First, the cutoff (≥ 17 repeats) for the IAs may be nonoptimal. De Boer et al. used this cutoff (genotype ≥ 7/≥17) for the analysis of longer IAs, the cutoffs ≥ 21 and ≥ 24 were not reported. We have found that the frequency of alleles of ≥ 20 repeats is 2-fold higher among Finns (0.89%) than in other populations [8], including UK 1958 Birth cohort (0.42%). However, according to published data [7, 8], the alleles with 17–19 repeats are more common the UK birth cohort (0.53%) than in the Finnish populations (0.30%). Thus, based on the geographic enrichment of longer IAs (≥ 20 repeats) in Finland and increasing haplotypic homogeneity associated with longer IAs, it is possible that these alleles/haplotypes are relevant for disease risk. There is also biological evidence from transfected cells (11, 20, 22 and 41 repeats tested) indicating that instability of the repeat is length-dependent and replication fork stalling is observed at 20 repeats [9]. In the future, a higher cutoff should be tested. Also, somatic instability and resulting mosaicism should be analyzed in ALS and FTD patients with ≥ 20 repeat alleles.

Second, as discussed by de Boer et al., haplotype heterogeneity is one possibility and further studies are needed to explore which part(s) of these haplotypes are playing a role in ALS/FTD risk. This risk may be conferred by the IAs as such, other variation on the haplotype or their combination.
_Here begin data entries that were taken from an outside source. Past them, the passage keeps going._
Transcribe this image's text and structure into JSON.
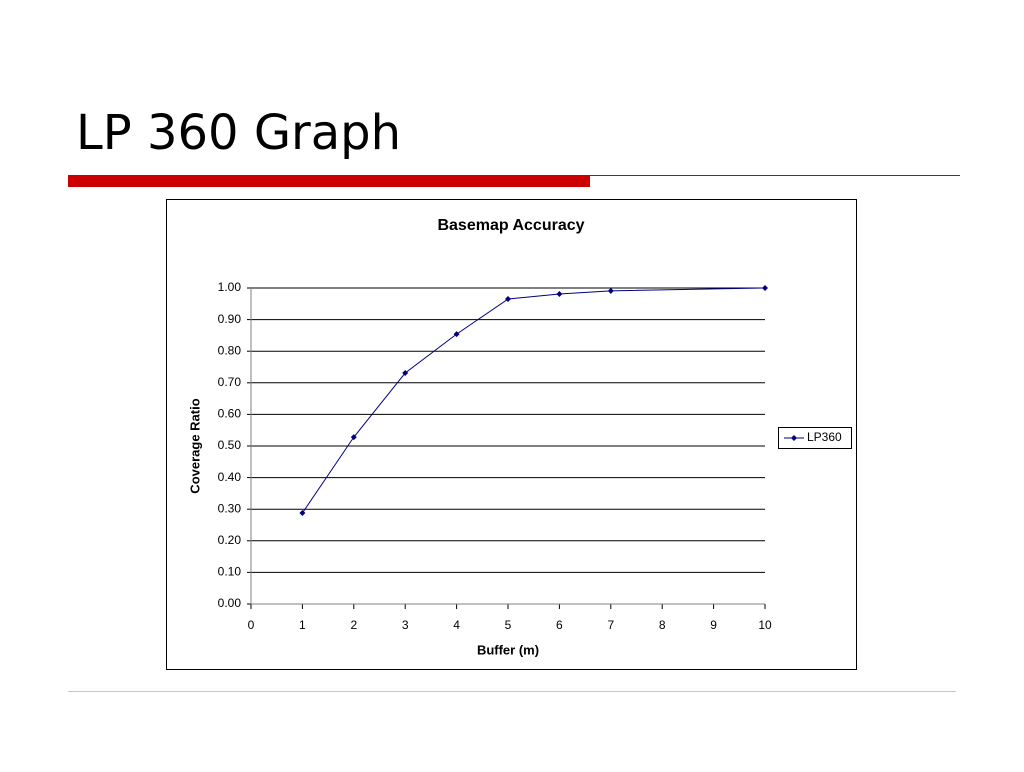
{
  "slide": {
    "title": "LP 360 Graph"
  },
  "chart_data": {
    "type": "line",
    "title": "Basemap Accuracy",
    "x_label": "Buffer (m)",
    "y_label": "Coverage Ratio",
    "x": [
      1,
      2,
      3,
      4,
      5,
      6,
      7,
      10
    ],
    "series": [
      {
        "name": "LP360",
        "color": "#000080",
        "values": [
          0.288,
          0.528,
          0.731,
          0.854,
          0.965,
          0.981,
          0.991,
          1.0
        ]
      }
    ],
    "xlim": [
      0,
      10
    ],
    "xticks": [
      0,
      1,
      2,
      3,
      4,
      5,
      6,
      7,
      8,
      9,
      10
    ],
    "ylim": [
      0,
      1
    ],
    "yticks": [
      {
        "value": 0,
        "label": "0.00"
      },
      {
        "value": 0.1,
        "label": "0.10"
      },
      {
        "value": 0.2,
        "label": "0.20"
      },
      {
        "value": 0.3,
        "label": "0.30"
      },
      {
        "value": 0.4,
        "label": "0.40"
      },
      {
        "value": 0.5,
        "label": "0.50"
      },
      {
        "value": 0.6,
        "label": "0.60"
      },
      {
        "value": 0.7,
        "label": "0.70"
      },
      {
        "value": 0.8,
        "label": "0.80"
      },
      {
        "value": 0.9,
        "label": "0.90"
      },
      {
        "value": 1,
        "label": "1.00"
      }
    ],
    "grid": true,
    "legend": "right"
  }
}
Haplotype heterogeneity regarding the best expansion-tagging SNPs has already been reported between Finnish and UK populations [10] and the above-mentioned differences in the frequencies of the 17–19 and ≥ 20 repeat alleles may reflect differences in the haplotype background of these alleles.
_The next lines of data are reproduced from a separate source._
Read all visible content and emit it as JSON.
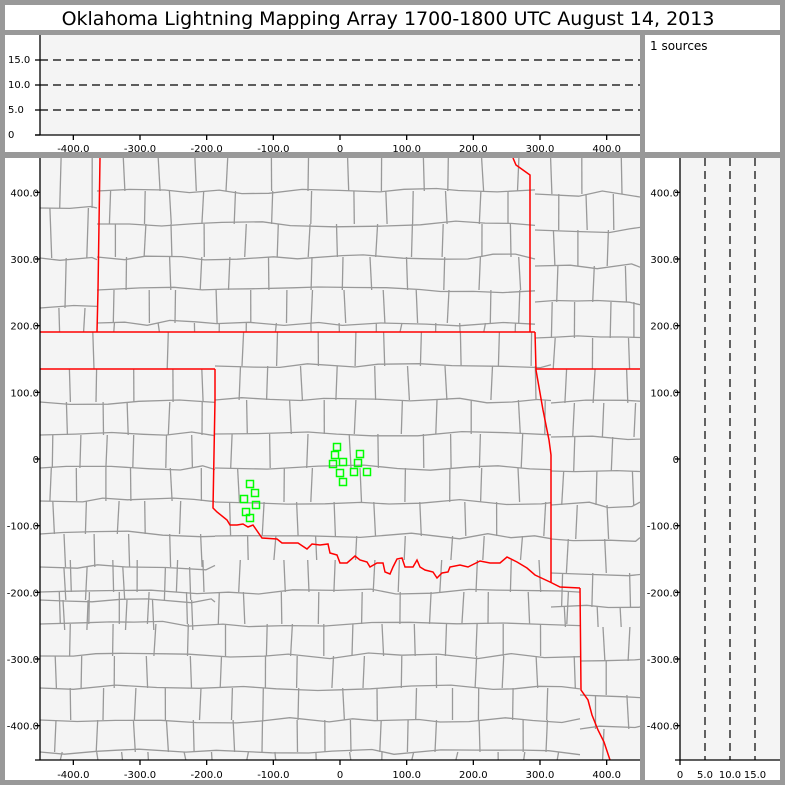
{
  "title": "Oklahoma Lightning Mapping Array   1700-1800 UTC  August 14, 2013",
  "sources_label": "1 sources",
  "colors": {
    "state_border": "#ff0000",
    "county_border": "#999999",
    "source_marker": "#00ff00",
    "plot_background": "#f4f4f4",
    "frame": "#999999"
  },
  "chart_data": {
    "type": "scatter",
    "title": "Oklahoma Lightning Mapping Array   1700-1800 UTC  August 14, 2013",
    "plan_view": {
      "xlim": [
        -450,
        450
      ],
      "ylim": [
        -450,
        450
      ],
      "x_ticks": [
        {
          "v": -400,
          "label": "-400.0"
        },
        {
          "v": -300,
          "label": "-300.0"
        },
        {
          "v": -200,
          "label": "-200.0"
        },
        {
          "v": -100,
          "label": "-100.0"
        },
        {
          "v": 0,
          "label": "0"
        },
        {
          "v": 100,
          "label": "100.0"
        },
        {
          "v": 200,
          "label": "200.0"
        },
        {
          "v": 300,
          "label": "300.0"
        },
        {
          "v": 400,
          "label": "400.0"
        }
      ],
      "y_ticks": [
        {
          "v": 400,
          "label": "400.0"
        },
        {
          "v": 300,
          "label": "300.0"
        },
        {
          "v": 200,
          "label": "200.0"
        },
        {
          "v": 100,
          "label": "100.0"
        },
        {
          "v": 0,
          "label": "0"
        },
        {
          "v": -100,
          "label": "-100.0"
        },
        {
          "v": -200,
          "label": "-200.0"
        },
        {
          "v": -300,
          "label": "-300.0"
        },
        {
          "v": -400,
          "label": "-400.0"
        }
      ],
      "points": [
        {
          "x": -4.5,
          "y": 18
        },
        {
          "x": -7.5,
          "y": 6
        },
        {
          "x": 30,
          "y": 7.5
        },
        {
          "x": -10.5,
          "y": -7.5
        },
        {
          "x": 4.5,
          "y": -4.5
        },
        {
          "x": 27,
          "y": -6
        },
        {
          "x": 0,
          "y": -21
        },
        {
          "x": 21,
          "y": -19.5
        },
        {
          "x": 40.5,
          "y": -19.5
        },
        {
          "x": 4.5,
          "y": -34.5
        },
        {
          "x": -135,
          "y": -37.5
        },
        {
          "x": -127.5,
          "y": -51
        },
        {
          "x": -144,
          "y": -60
        },
        {
          "x": -126,
          "y": -69
        },
        {
          "x": -141,
          "y": -79.5
        },
        {
          "x": -135,
          "y": -88.5
        }
      ]
    },
    "alt_vs_x": {
      "xlim": [
        -450,
        450
      ],
      "ylim": [
        0,
        20
      ],
      "y_ticks": [
        {
          "v": 15,
          "label": "15.0"
        },
        {
          "v": 10,
          "label": "10.0"
        },
        {
          "v": 5,
          "label": "5.0"
        },
        {
          "v": 0,
          "label": "0"
        }
      ],
      "dashed_levels": [
        5,
        10,
        15
      ]
    },
    "alt_vs_y": {
      "xlim": [
        0,
        20
      ],
      "ylim": [
        -450,
        450
      ],
      "x_ticks": [
        {
          "v": 0,
          "label": "0"
        },
        {
          "v": 5,
          "label": "5.0"
        },
        {
          "v": 10,
          "label": "10.0"
        },
        {
          "v": 15,
          "label": "15.0"
        }
      ],
      "dashed_levels": [
        5,
        10,
        15
      ]
    }
  }
}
Third, all three studies that reported associations with ALS or FTDs were single-population studies [3, 5,6,, 6]. In the study of de Boer et al. data was collected from six different publications with three cohorts from Netherlands, two from UK, two from Italy, one from Spain and one from North America. Of the controls 80% were derived from the UK 1958 birth cohort, while 82% of the ALS patients and 37% of the FTD patients (largest fraction) were from Netherlands. Risk haplotypes may be differentially distributed in these cohorts, which may affect the results; tagging SNPs were not available to control for haplotype heterogeneity. In the future single-population analyses of ALS/FTD with combined IA and SNP genotyping should be tested to replicate the reported findings. It will also be important to replicate the findings in Finnish FTD cases.
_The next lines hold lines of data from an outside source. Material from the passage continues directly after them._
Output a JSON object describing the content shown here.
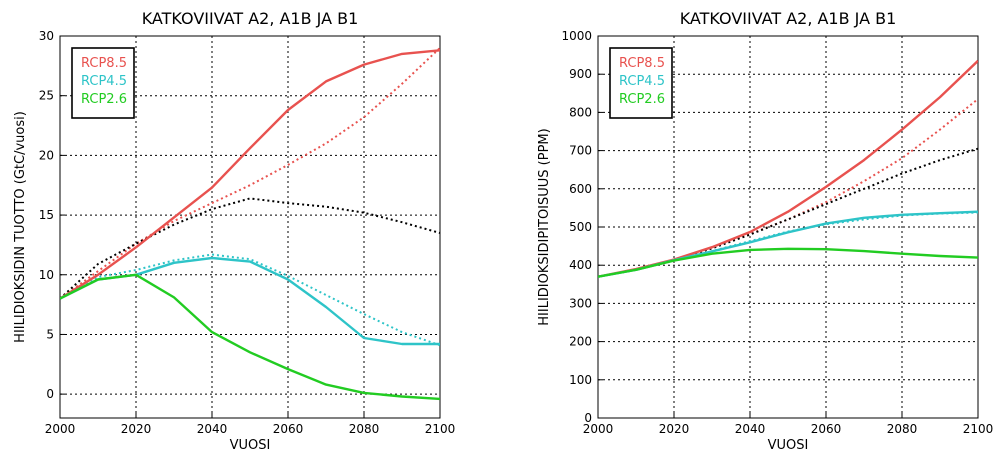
{
  "chart_data": [
    {
      "type": "line",
      "title": "KATKOVIIVAT A2, A1B JA B1",
      "xlabel": "VUOSI",
      "ylabel": "HIILIDIOKSIDIN TUOTTO (GtC/vuosi)",
      "xlim": [
        2000,
        2100
      ],
      "ylim": [
        -2,
        30
      ],
      "xticks": [
        2000,
        2020,
        2040,
        2060,
        2080,
        2100
      ],
      "yticks": [
        0,
        5,
        10,
        15,
        20,
        25,
        30
      ],
      "grid": true,
      "legend": "top-left",
      "series": [
        {
          "name": "RCP8.5",
          "color": "#e8524f",
          "dash": false,
          "x": [
            2000,
            2010,
            2020,
            2030,
            2040,
            2050,
            2060,
            2070,
            2080,
            2090,
            2100
          ],
          "y": [
            8.0,
            10.0,
            12.3,
            14.8,
            17.3,
            20.6,
            23.8,
            26.2,
            27.6,
            28.5,
            28.8
          ]
        },
        {
          "name": "RCP4.5",
          "color": "#2ec4c8",
          "dash": false,
          "x": [
            2000,
            2010,
            2020,
            2030,
            2040,
            2050,
            2060,
            2070,
            2080,
            2090,
            2100
          ],
          "y": [
            8.0,
            9.6,
            10.0,
            11.0,
            11.4,
            11.1,
            9.6,
            7.3,
            4.7,
            4.2,
            4.2
          ]
        },
        {
          "name": "RCP2.6",
          "color": "#22cc22",
          "dash": false,
          "x": [
            2000,
            2010,
            2020,
            2030,
            2040,
            2050,
            2060,
            2070,
            2080,
            2090,
            2100
          ],
          "y": [
            8.0,
            9.6,
            10.0,
            8.1,
            5.2,
            3.5,
            2.1,
            0.8,
            0.1,
            -0.2,
            -0.4
          ]
        },
        {
          "name": "",
          "color": "#e8524f",
          "dash": true,
          "x": [
            2000,
            2010,
            2020,
            2030,
            2040,
            2050,
            2060,
            2070,
            2080,
            2090,
            2100
          ],
          "y": [
            8.0,
            10.3,
            12.6,
            14.5,
            16.0,
            17.5,
            19.2,
            21.0,
            23.2,
            26.0,
            29.0
          ]
        },
        {
          "name": "",
          "color": "#000000",
          "dash": true,
          "x": [
            2000,
            2010,
            2020,
            2030,
            2040,
            2050,
            2060,
            2070,
            2080,
            2090,
            2100
          ],
          "y": [
            8.0,
            10.9,
            12.6,
            14.2,
            15.5,
            16.4,
            16.0,
            15.7,
            15.2,
            14.4,
            13.5
          ]
        },
        {
          "name": "",
          "color": "#2ec4c8",
          "dash": true,
          "x": [
            2000,
            2010,
            2020,
            2030,
            2040,
            2050,
            2060,
            2070,
            2080,
            2090,
            2100
          ],
          "y": [
            8.0,
            9.8,
            10.4,
            11.2,
            11.7,
            11.3,
            9.9,
            8.3,
            6.7,
            5.2,
            4.1
          ]
        }
      ]
    },
    {
      "type": "line",
      "title": "KATKOVIIVAT A2, A1B JA B1",
      "xlabel": "VUOSI",
      "ylabel": "HIILIDIOKSIDIPITOISUUS (PPM)",
      "xlim": [
        2000,
        2100
      ],
      "ylim": [
        0,
        1000
      ],
      "xticks": [
        2000,
        2020,
        2040,
        2060,
        2080,
        2100
      ],
      "yticks": [
        0,
        100,
        200,
        300,
        400,
        500,
        600,
        700,
        800,
        900,
        1000
      ],
      "grid": true,
      "legend": "top-left",
      "series": [
        {
          "name": "RCP8.5",
          "color": "#e8524f",
          "dash": false,
          "x": [
            2000,
            2010,
            2020,
            2030,
            2040,
            2050,
            2060,
            2070,
            2080,
            2090,
            2100
          ],
          "y": [
            370,
            390,
            415,
            447,
            487,
            540,
            605,
            675,
            755,
            840,
            935
          ]
        },
        {
          "name": "RCP4.5",
          "color": "#2ec4c8",
          "dash": false,
          "x": [
            2000,
            2010,
            2020,
            2030,
            2040,
            2050,
            2060,
            2070,
            2080,
            2090,
            2100
          ],
          "y": [
            370,
            388,
            413,
            436,
            460,
            486,
            509,
            524,
            532,
            536,
            540
          ]
        },
        {
          "name": "RCP2.6",
          "color": "#22cc22",
          "dash": false,
          "x": [
            2000,
            2010,
            2020,
            2030,
            2040,
            2050,
            2060,
            2070,
            2080,
            2090,
            2100
          ],
          "y": [
            370,
            388,
            412,
            430,
            440,
            443,
            442,
            437,
            430,
            424,
            420
          ]
        },
        {
          "name": "",
          "color": "#e8524f",
          "dash": true,
          "x": [
            2000,
            2010,
            2020,
            2030,
            2040,
            2050,
            2060,
            2070,
            2080,
            2090,
            2100
          ],
          "y": [
            370,
            388,
            415,
            446,
            482,
            520,
            565,
            620,
            680,
            755,
            835
          ]
        },
        {
          "name": "",
          "color": "#000000",
          "dash": true,
          "x": [
            2000,
            2010,
            2020,
            2030,
            2040,
            2050,
            2060,
            2070,
            2080,
            2090,
            2100
          ],
          "y": [
            370,
            388,
            414,
            444,
            480,
            520,
            560,
            600,
            640,
            675,
            705
          ]
        },
        {
          "name": "",
          "color": "#2ec4c8",
          "dash": true,
          "x": [
            2000,
            2010,
            2020,
            2030,
            2040,
            2050,
            2060,
            2070,
            2080,
            2090,
            2100
          ],
          "y": [
            370,
            388,
            413,
            437,
            463,
            488,
            507,
            520,
            530,
            535,
            538
          ]
        }
      ]
    }
  ]
}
Fourth, genotyping methodology may influence the allele calling. In our study all C9orf72 repeat allele lengths were assessed in the same laboratory contrary to what was mentioned in the de Boer et al. letter (rs3849942 genotyping was performed at multiple sites). We also made additional over-the-repeat PCRs to verify the larger IA lengths. In the cohorts reported by de Boer et al. slightly different RP-PCR methodologies were used and the largest ALS cohort that contributed 82% of the ALS cases was genotyped by short-read whole genome sequencing data and in silico with the ExpansionHunter algorithm. Sizing of the longer IAs is less accurate than expansion detection with short-read sequencing. In future studies aiming to replicate the previous findings a similar IA genotyping methodology should preferably be used.

These varying results should stimulate the field to define the C9orf72 haplotypes more in detail (e.g. by the use of long-range sequencing) to uncover the putative expansion-independent genetic effect of this ALS/FTD locus.